In statistics, the median represents the middle value in a dataset that has been sorted in ascending or descending order.
Understanding the Median
The median is a measure of central tendency, much like the mean (average) and the mode. However, unlike the mean, the median is not affected by extreme values or outliers in the dataset. This makes it a more robust measure when dealing with skewed distributions.
How to Find the Median
- Sort the data: Arrange the dataset in ascending (lowest to highest) or descending (highest to lowest) order.
- Identify the middle value:
- Odd number of data points: The median is the middle value in the sorted list. For example, in the dataset {2, 4, 6, 8, 10}, the median is 6.

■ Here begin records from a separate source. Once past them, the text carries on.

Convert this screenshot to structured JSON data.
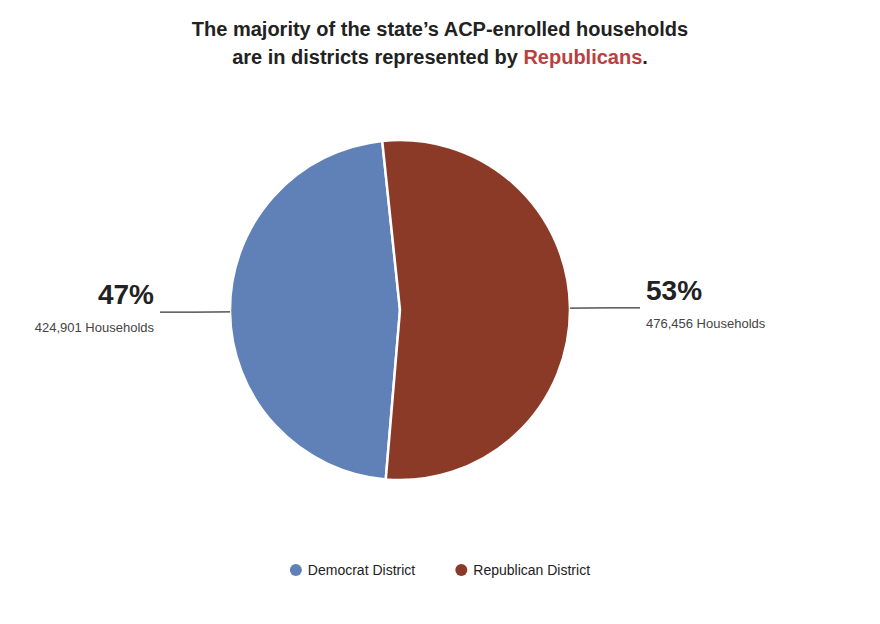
{
  "chart_data": {
    "type": "pie",
    "title": [
      [
        {
          "text": "The majority of the state’s ACP-enrolled households"
        }
      ],
      [
        {
          "text": "are in districts represented by "
        },
        {
          "text": "Republicans",
          "color": "#b94040"
        },
        {
          "text": "."
        }
      ]
    ],
    "categories": [
      "Democrat District",
      "Republican District"
    ],
    "values": [
      47,
      53
    ],
    "colors": [
      "#6080b8",
      "#8b3a28"
    ],
    "data_labels": true,
    "value_labels": [
      "47%",
      "53%"
    ],
    "annotations": [
      "424,901 Households",
      "476,456 Households"
    ],
    "legend": "bottom"
  }
}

- Even number of data points: The median is the average of the two middle values. For example, in the dataset {2, 4, 6, 8}, the median is (4 + 6) / 2 = 5.
Why Use the Median?
- Resistant to Outliers: As mentioned earlier, the median is not significantly affected by extreme values. For example, consider the dataset {1, 2, 3, 4, 100}. The mean is 22, while the median is 3. The median provides a better representation of the "typical" value in this dataset.
- Describes the Center: The median represents the point at which 50% of the data falls below it and 50% falls above it. It's a direct measure of the "middle" of the data.
Example
Consider the following dataset representing salaries (in thousands of dollars): {40, 45, 50, 55, 60, 100}.

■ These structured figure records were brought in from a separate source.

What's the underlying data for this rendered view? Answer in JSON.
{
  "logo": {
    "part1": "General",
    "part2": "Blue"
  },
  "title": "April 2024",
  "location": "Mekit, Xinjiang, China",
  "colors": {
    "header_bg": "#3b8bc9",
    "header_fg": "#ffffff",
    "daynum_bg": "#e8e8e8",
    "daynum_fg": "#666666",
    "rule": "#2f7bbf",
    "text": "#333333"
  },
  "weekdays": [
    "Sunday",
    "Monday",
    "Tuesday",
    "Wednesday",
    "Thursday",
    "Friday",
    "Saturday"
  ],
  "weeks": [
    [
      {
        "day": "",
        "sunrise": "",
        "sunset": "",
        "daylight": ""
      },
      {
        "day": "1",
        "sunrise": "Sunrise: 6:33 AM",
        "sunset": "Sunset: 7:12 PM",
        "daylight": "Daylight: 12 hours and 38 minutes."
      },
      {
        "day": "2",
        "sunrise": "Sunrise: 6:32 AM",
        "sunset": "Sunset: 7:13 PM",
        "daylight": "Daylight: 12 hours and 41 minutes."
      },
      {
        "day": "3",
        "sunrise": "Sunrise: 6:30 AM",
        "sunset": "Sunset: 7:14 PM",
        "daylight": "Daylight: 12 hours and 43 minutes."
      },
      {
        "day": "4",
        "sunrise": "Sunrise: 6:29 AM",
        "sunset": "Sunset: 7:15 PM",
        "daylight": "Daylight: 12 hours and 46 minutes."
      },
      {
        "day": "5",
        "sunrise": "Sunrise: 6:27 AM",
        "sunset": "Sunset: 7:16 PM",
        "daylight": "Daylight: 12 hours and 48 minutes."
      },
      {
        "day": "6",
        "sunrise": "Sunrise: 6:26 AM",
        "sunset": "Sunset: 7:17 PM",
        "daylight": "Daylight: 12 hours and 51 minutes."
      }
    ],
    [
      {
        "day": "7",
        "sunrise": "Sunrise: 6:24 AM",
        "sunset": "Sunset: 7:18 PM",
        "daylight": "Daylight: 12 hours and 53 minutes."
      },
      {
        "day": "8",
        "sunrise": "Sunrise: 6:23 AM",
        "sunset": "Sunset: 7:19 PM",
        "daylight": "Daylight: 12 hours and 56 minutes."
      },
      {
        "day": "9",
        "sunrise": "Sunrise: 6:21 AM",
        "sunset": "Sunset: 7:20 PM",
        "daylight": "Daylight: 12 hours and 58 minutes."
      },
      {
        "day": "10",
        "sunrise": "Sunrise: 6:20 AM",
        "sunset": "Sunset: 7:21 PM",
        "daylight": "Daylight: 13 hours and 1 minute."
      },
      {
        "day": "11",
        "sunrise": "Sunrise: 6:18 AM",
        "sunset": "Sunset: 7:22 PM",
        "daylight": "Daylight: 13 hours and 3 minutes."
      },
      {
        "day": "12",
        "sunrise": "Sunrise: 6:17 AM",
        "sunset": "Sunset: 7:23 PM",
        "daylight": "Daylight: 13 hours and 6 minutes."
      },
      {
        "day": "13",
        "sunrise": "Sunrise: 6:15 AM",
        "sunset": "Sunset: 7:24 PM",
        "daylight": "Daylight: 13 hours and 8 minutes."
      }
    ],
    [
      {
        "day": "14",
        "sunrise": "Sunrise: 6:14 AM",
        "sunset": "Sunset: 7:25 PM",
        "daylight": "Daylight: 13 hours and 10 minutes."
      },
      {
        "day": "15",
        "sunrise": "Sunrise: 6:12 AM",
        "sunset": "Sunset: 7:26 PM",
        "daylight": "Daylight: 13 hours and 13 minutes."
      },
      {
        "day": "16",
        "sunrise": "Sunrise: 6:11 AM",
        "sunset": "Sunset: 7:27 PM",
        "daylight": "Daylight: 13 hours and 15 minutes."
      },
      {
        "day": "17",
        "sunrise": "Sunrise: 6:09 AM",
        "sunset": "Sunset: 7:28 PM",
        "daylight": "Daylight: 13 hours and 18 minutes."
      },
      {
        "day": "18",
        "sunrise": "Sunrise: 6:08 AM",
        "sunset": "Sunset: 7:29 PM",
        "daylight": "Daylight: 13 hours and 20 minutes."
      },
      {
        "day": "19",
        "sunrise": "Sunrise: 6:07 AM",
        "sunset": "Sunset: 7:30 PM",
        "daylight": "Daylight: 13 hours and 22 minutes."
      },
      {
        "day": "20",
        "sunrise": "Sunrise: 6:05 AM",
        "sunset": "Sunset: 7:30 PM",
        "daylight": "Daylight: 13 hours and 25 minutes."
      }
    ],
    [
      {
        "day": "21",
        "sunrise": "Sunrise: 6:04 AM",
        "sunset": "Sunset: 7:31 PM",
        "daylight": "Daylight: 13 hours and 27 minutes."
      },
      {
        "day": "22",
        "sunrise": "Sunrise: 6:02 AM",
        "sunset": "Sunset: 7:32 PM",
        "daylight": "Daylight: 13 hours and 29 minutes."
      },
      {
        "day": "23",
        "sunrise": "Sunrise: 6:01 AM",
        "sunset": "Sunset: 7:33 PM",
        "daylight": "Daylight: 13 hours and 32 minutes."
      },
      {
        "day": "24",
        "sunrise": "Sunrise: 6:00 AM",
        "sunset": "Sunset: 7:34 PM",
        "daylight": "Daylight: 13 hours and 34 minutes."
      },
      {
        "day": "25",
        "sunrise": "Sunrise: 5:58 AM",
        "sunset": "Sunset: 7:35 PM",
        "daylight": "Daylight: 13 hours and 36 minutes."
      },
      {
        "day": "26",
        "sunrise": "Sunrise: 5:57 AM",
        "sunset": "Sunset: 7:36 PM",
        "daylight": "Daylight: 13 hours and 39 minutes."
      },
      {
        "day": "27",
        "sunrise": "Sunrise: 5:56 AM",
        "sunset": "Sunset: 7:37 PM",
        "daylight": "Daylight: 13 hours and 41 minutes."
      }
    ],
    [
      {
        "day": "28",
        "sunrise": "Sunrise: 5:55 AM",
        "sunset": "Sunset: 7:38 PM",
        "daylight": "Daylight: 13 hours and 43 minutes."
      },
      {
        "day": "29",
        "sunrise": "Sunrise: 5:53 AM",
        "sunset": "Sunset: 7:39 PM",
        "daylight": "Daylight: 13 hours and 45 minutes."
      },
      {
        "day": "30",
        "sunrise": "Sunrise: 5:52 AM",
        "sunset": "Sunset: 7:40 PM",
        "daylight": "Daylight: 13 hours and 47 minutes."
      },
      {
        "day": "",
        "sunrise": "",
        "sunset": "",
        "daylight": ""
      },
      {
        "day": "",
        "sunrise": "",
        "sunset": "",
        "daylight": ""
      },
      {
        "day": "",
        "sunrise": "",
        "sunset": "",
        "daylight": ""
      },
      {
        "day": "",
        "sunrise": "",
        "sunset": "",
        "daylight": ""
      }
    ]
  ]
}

- Mean: (40 + 45 + 50 + 55 + 60 + 100) / 6 = 58.33
- Median: Since there are an even number of data points, the median is the average of the two middle values (50 and 55): (50 + 55) / 2 = 52.5
In this case, the median (52.5) gives a more accurate picture of the typical salary than the mean (58.33), which is skewed upwards by the outlier (100).
In essence, the median is a valuable tool for understanding the central tendency of a dataset, especially when dealing with data that may contain outliers or have a skewed distribution. It provides a more stable and representative measure of the "middle" value than the mean in such scenarios.